Under both California and federal law, arbitration agreements are valid and enforceable except where grounds exist for revocation. Armendariz v. Foundation Health Psychare Services, Inc. (2000) 24 Cal.4th 83, 98. “Because unconscionability is a reason for refusing to enforce contracts generally, it is also a valid reason for refusing to enforce an arbitration agreement under Code of Civil Procedure section 1281, which, as noted, provides that arbitration agreements are ‘valid, enforceable and irrevocable, save upon such grounds as exist [at law or in equity] for the revocation of any contract.’” Id. at 114.

Unconscionability has both procedural and substantive elements, both of which must be established. Ibid.

Simonian argues the arbitration provision in this case should not be enforced because it is unconscionable. The opposition brief contains various arguments regarding procedural unconscionability, including that no one at McKenna told Keshishyan the lease contained an arbitration provision; Simonian was neither aware of the arbitration provision nor given a chance to negotiate it; and that it was presented on a take-it-or-leave-it basis. Opposition at 2:19-25, 7:14-18, and 9:23-10:6. These arguments, which are addressed to procedural unconscionability, are not supported with any evidence.

Simonian also argues that the arbitration agreement is unconscionable because it fails to comply with the requirements of the Tanner Act, Civ. Code §1793.22. This argument is unpersuasive. The Tanner Act allows manufacturers to set up a third-party dispute process (Civ. Code §1793.22(c)) and requires that if it does so, the process must meet certain requirements (Id. at subdivision (d)). Whether a manufacturer establishes a third-party process or not is a separate issue from whether it may require contractual arbitration. See, e.g.,  Lanning v.

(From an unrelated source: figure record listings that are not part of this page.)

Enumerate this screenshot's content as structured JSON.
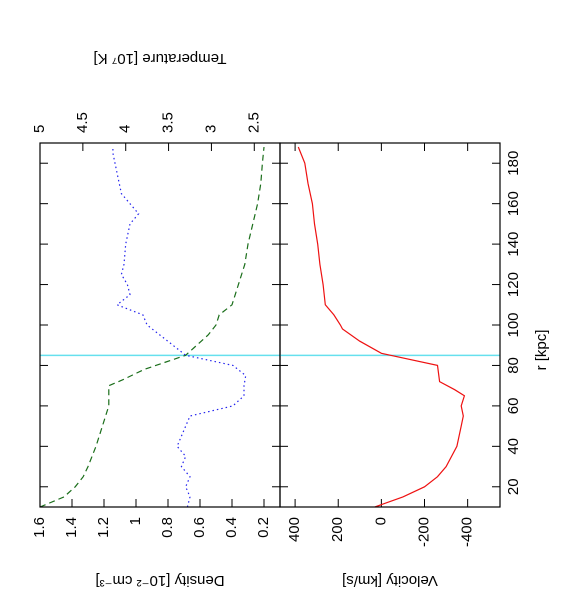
{
  "chart_data": [
    {
      "type": "line",
      "ylabel": "Density [10⁻² cm⁻³]",
      "y2label": "Temperature [10⁷ K]",
      "xlim": [
        10,
        190
      ],
      "xticks": [
        20,
        40,
        60,
        80,
        100,
        120,
        140,
        160,
        180
      ],
      "ylim": [
        0.1,
        1.6
      ],
      "yticks": [
        0.2,
        0.4,
        0.6,
        0.8,
        1,
        1.2,
        1.4,
        1.6
      ],
      "y2lim": [
        2.2,
        5
      ],
      "y2ticks": [
        2.5,
        3,
        3.5,
        4,
        4.5,
        5
      ],
      "vline": 85,
      "vline_color": "#66e0ee",
      "series": [
        {
          "color": "#1a6e1a",
          "dash": "6,4",
          "x": [
            10,
            15,
            20,
            25,
            30,
            40,
            50,
            60,
            70,
            73,
            78,
            85,
            90,
            95,
            100,
            105,
            110,
            120,
            130,
            140,
            150,
            160,
            170,
            180,
            188
          ],
          "values": [
            1.6,
            1.45,
            1.38,
            1.33,
            1.3,
            1.25,
            1.21,
            1.17,
            1.17,
            1.08,
            0.95,
            0.69,
            0.62,
            0.55,
            0.5,
            0.48,
            0.4,
            0.36,
            0.32,
            0.3,
            0.27,
            0.24,
            0.22,
            0.21,
            0.2
          ]
        },
        {
          "color": "#2222ee",
          "dash": "1.5,3",
          "axis": "y2",
          "x": [
            10,
            15,
            20,
            25,
            30,
            35,
            40,
            45,
            50,
            55,
            60,
            65,
            70,
            75,
            80,
            85,
            90,
            95,
            100,
            105,
            110,
            115,
            120,
            125,
            130,
            140,
            150,
            155,
            160,
            165,
            175,
            185,
            188
          ],
          "values": [
            3.28,
            3.25,
            3.3,
            3.25,
            3.35,
            3.3,
            3.4,
            3.35,
            3.3,
            3.25,
            2.75,
            2.62,
            2.62,
            2.6,
            2.75,
            3.3,
            3.45,
            3.6,
            3.75,
            3.8,
            4.1,
            3.95,
            3.98,
            4.05,
            4.02,
            4.0,
            3.95,
            3.85,
            3.95,
            4.05,
            4.1,
            4.15,
            4.15
          ]
        }
      ]
    },
    {
      "type": "line",
      "xlabel": "r [kpc]",
      "ylabel": "Velocity [km/s]",
      "xlim": [
        10,
        190
      ],
      "xticks": [
        20,
        40,
        60,
        80,
        100,
        120,
        140,
        160,
        180
      ],
      "ylim": [
        -550,
        470
      ],
      "yticks": [
        -400,
        -200,
        0,
        200,
        400
      ],
      "vline": 85,
      "vline_color": "#66e0ee",
      "series": [
        {
          "color": "#ee1111",
          "dash": "none",
          "x": [
            10,
            15,
            20,
            25,
            30,
            40,
            50,
            55,
            60,
            65,
            68,
            72,
            80,
            86,
            92,
            98,
            100,
            105,
            110,
            120,
            130,
            140,
            150,
            160,
            170,
            180,
            188
          ],
          "values": [
            30,
            -100,
            -200,
            -260,
            -300,
            -350,
            -370,
            -380,
            -370,
            -385,
            -340,
            -270,
            -260,
            0,
            100,
            180,
            190,
            220,
            260,
            270,
            285,
            295,
            310,
            320,
            340,
            355,
            385
          ]
        }
      ]
    }
  ]
}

BMW of North America, LLC (S.D. Cal. Nov. 5, 2019) 2019 WL 5748518, *5.[1] Thus, Simonian has not established substantive unconscionability.

No procedural unconscionability is established, either.

 

IV.      CONCLUSION AND ORDER

            Defendant BMW has presented evidence establishing the existence of a written agreement containing an arbitration provision. The agreement binds Simonian and is enforceable by BMW both as an affiliate and third-party beneficiary, and because Simonian is estopped from refusing to arbitrate. Defendant BMW’s motion to compel arbitration is therefore granted. The balance of this action (the claim against Century) is ordered stayed pending completion of arbitration.

            BMW is ordered to give notice.

 

           

Dated: ____________                                 ___________________________________

                                                                                  MARGARET L. OLDENDORF

                                                                            JUDGE OF THE SUPERIOR COURT            



[1] Although citation to unpublished California cases is not permitted, the Rule of Court do not prohibit reliance on unpublished federal cases for their persuasive value. Landmark Screens, LLC v. Morgan, Lewis & Bokius, LLP (2010) 183 Cal.App.4th 238, 251, fn. 6.